First-time writer-director Richard Tanne smartly avoids any political agenda to focus on two young lawyers starting out in life. Travers credited, “The guarded, whip-smart Michelle is adamant about telling the flirtatious Barack, “This is not a date.”” The man she at first calls “a smooth-talking brother” is a summer associate at her law firm. She agrees only to go with him to a meeting at a Southside church where black residents are trying to plan on pitching the idea of building a community center. Barack says that before the meeting they see an exhibition of black painter Ernie Barnes at the Art Institute and maybe have a picnic lunch. She puts in her amount on the tab.

They walk, talk about their childhoods, and discuss issues of black identity. However, the movie doesn’t preach, not even when Barack, who tries to hide his cigarette habit from Michelle, gives his speech to the community activists.
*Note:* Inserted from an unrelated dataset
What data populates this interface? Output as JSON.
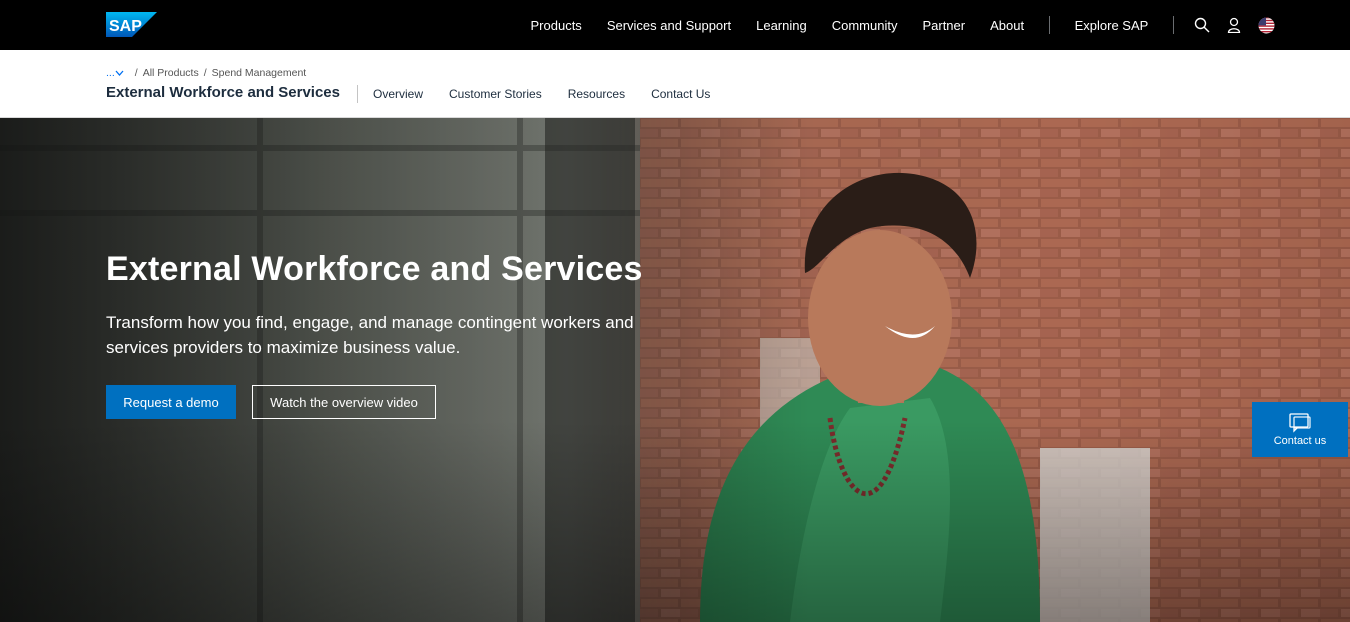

Travers said, “Sawyers catches the signs of a great orator in the making. This is a movie, very much in the casual style of Richard Linkater’s “Before” trilogy, in which nothing and everything happens.” We are watching two people warming up to each other, getting confrontational (Michelle suggests Barack knows very little about being black and female in a law firm), and deciding if they’re letting their desires dismiss they’re goals to make a difference. After the meeting, they go to the theater to see Spike Lee’s “Do the Right Thing,” a film that gets them arguing about violent and non-violent ways to solve problems. They also go for ice cream at a Baskin-Robbins and outside they share their first kiss.

Travers mentioned, “The scene, like the movie, is gorgeously romantic. Non-Democrats will probably cry foul and charge propaganda. (If we have to endure a first date movie between Trump and Melania in the name of equal time, so be it.) But Southside With You casts a magic spell by blending budding love with fierce intelligence. Drawing from the outline of a date that is now public record, Tanne imagines the details of Barack and Michelle’s conversation with subtlety and feeling.” We are seeing important people in the charming place of becoming themselves.

I remember seeing an interview with Parker Sawyers on “The Daily Show with Trevor Noah” when the movie was coming out. I never really bothered to see it until I realized that I didn’t have a movie to review for today. After quickly finding something that I can watch in one sitting to review, I found this to be fascinating. It’s nice to see a movie that is slow-paced and takes its time, instead of the usual stuff we see. There’s no action, no villains, just a simple, straightforward story about the former President and First Lady on their first date. Check it out if you haven’t because this is a good movie to check out.